Can you run me through the numbers? What were the improvements in remission? What were the remission rates?

So 107 patients were enrolled on the trial, the overall response rate, as established by an independent review committee, was close to 80% which is a number unheard of. Importantly, these remissions were induced very rapidly, the time to onset of the first remission was less than a month.

And what about the depth of response and minimum residual disease?

The problem with many agents that we have available today is that they can lead to a very good outcome but don’t really eradicate the disease. So with venetoclax we have a different therapeutic paradigm here that it’s inducing very deep remissions rapidly. In fact, in this ultra-high risk population on this trial we actually had patients who became minimal residual disease, MRD, negative which is something that we haven’t experienced in this population ever before.

What is this telling us about the clinical potential of using venetoclax, then, in this setting – very high risk disease?

This is, as I said, the first result ever achieved in that population. We can get rid of the disease, in particular it can lead to the development of finite treatment durations so not endless therapy but only a limited duration treatment which is obviously desirable to the patient.

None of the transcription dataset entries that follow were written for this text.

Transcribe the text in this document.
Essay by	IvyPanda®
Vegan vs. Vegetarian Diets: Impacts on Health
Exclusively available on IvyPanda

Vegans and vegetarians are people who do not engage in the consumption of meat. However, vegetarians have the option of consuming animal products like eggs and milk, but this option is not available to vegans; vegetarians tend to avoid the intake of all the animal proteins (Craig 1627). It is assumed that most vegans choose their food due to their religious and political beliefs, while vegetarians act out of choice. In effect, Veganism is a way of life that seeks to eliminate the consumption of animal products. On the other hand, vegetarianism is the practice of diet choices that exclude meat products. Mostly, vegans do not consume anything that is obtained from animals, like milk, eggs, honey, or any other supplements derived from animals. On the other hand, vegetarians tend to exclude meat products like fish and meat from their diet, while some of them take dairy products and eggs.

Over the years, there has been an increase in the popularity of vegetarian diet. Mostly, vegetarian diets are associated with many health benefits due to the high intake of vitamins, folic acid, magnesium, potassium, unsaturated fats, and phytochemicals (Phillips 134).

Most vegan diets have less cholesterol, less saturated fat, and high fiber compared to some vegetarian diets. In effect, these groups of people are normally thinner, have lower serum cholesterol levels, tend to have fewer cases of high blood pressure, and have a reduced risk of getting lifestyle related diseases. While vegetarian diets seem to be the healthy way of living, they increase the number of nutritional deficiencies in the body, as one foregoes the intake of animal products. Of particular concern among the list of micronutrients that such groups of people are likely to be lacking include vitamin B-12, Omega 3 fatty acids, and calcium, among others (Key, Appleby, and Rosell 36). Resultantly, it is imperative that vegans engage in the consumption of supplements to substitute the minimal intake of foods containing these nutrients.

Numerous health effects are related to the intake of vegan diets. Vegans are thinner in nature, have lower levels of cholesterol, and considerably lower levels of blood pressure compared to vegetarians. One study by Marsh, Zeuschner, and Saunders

So what should cancer doctors be thinking about this right now?

In CLL I think it is very critical before you institute treatment to test for 17p deletion and TP53 mutation and then guide your patient to the appropriate therapy which today is not chemotherapy anymore.

Does it look as if there will be a new standard of care?

Several lines of evidence argue in favour of the fact that the new standard of care in the future may go away from chemotherapy, certainly from chemotherapy alone as an option for the patient.

The take-home message for doctors?

Be aware of the new developments, take care of your patients and it’s great times. If you have to have CLL it is better to live with CLL today than ever before.